- Persönliche Daten, einschließlich Name, Adresse und Geburtsdatum
- Krankengeschichte, einschließlich früherer Krankheiten und Verletzungen, aktueller Gesundheitszustand und durchgeführter Operationen
- Familienanamnese, einschließlich Informationen über den Gesundheitszustand der Angehörigen des Patienten
- Befunde der körperlichen Untersuchung, einschließlich Vitalfunktionen, Größe, Gewicht und Body-Mass-Index (BMI)

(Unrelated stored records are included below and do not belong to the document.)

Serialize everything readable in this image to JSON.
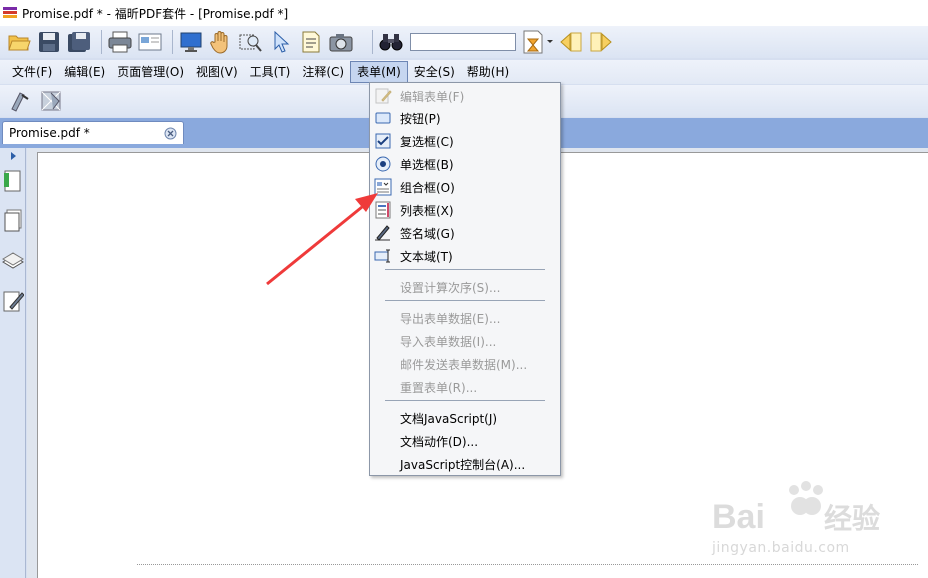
{
  "window": {
    "title": "Promise.pdf * - 福昕PDF套件 - [Promise.pdf *]"
  },
  "toolbar": {
    "buttons": [
      "open-icon",
      "save-icon",
      "save-all-icon",
      "print-icon",
      "email-icon",
      "screen-icon",
      "hand-icon",
      "zoom-select-icon",
      "pointer-icon",
      "text-select-icon",
      "snapshot-icon"
    ],
    "search_value": "",
    "search_buttons": [
      "find-icon",
      "search-options-icon",
      "prev-result-icon",
      "next-result-icon"
    ]
  },
  "menubar": {
    "items": [
      "文件(F)",
      "编辑(E)",
      "页面管理(O)",
      "视图(V)",
      "工具(T)",
      "注释(C)",
      "表单(M)",
      "安全(S)",
      "帮助(H)"
    ],
    "active_index": 6
  },
  "toolbar2": {
    "buttons": [
      "form-tool-icon",
      "form-fill-icon"
    ]
  },
  "tabs": [
    {
      "label": "Promise.pdf *"
    }
  ],
  "left_panel": {
    "buttons": [
      "expand-icon",
      "bookmarks-icon",
      "pages-icon",
      "layers-icon",
      "signatures-icon"
    ]
  },
  "form_menu": {
    "items": [
      {
        "label": "编辑表单(F)",
        "enabled": false,
        "icon": "edit-form-icon"
      },
      {
        "label": "按钮(P)",
        "enabled": true,
        "icon": "button-field-icon"
      },
      {
        "label": "复选框(C)",
        "enabled": true,
        "icon": "checkbox-icon"
      },
      {
        "label": "单选框(B)",
        "enabled": true,
        "icon": "radio-icon"
      },
      {
        "label": "组合框(O)",
        "enabled": true,
        "icon": "combo-box-icon"
      },
      {
        "label": "列表框(X)",
        "enabled": true,
        "icon": "list-box-icon"
      },
      {
        "label": "签名域(G)",
        "enabled": true,
        "icon": "signature-field-icon"
      },
      {
        "label": "文本域(T)",
        "enabled": true,
        "icon": "text-field-icon"
      },
      {
        "label": "设置计算次序(S)...",
        "enabled": false
      },
      {
        "label": "导出表单数据(E)...",
        "enabled": false
      },
      {
        "label": "导入表单数据(I)...",
        "enabled": false
      },
      {
        "label": "邮件发送表单数据(M)...",
        "enabled": false
      },
      {
        "label": "重置表单(R)...",
        "enabled": false
      },
      {
        "label": "文档JavaScript(J)",
        "enabled": true
      },
      {
        "label": "文档动作(D)...",
        "enabled": true
      },
      {
        "label": "JavaScript控制台(A)...",
        "enabled": true
      }
    ]
  },
  "annotation": {
    "arrow_color": "#ef3a3a"
  },
  "watermark": {
    "brand": "Baidu经验",
    "url": "jingyan.baidu.com"
  }
}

- Labortestergebnisse wie Bluttests und Urintests
- Bildgebende Untersuchungen wie Röntgenaufnahmen, MRT-Scans und CT-Scans
- Behandlungspläne, einschließlich verschriebener Medikamente und Verfahren
- Verlaufsnotizen, die den Zustand des Patienten im Laufe der Zeit dokumentieren
- Entlassungszusammenfassung, die den Krankenhausaufenthalt des Patienten zusammenfasst und Anweisungen für die Nachsorge gibt
Patientenakten werden in der Regel an einem sicheren Ort gespeichert und sind nur autorisierten medizinischen Fachkräften zugänglich. Sie sind für die Bereitstellung einer qualitativ hochwertigen Gesundheitsversorgung und die Gewährleistung der Kontinuität der Pflege von wesentlicher Bedeutung.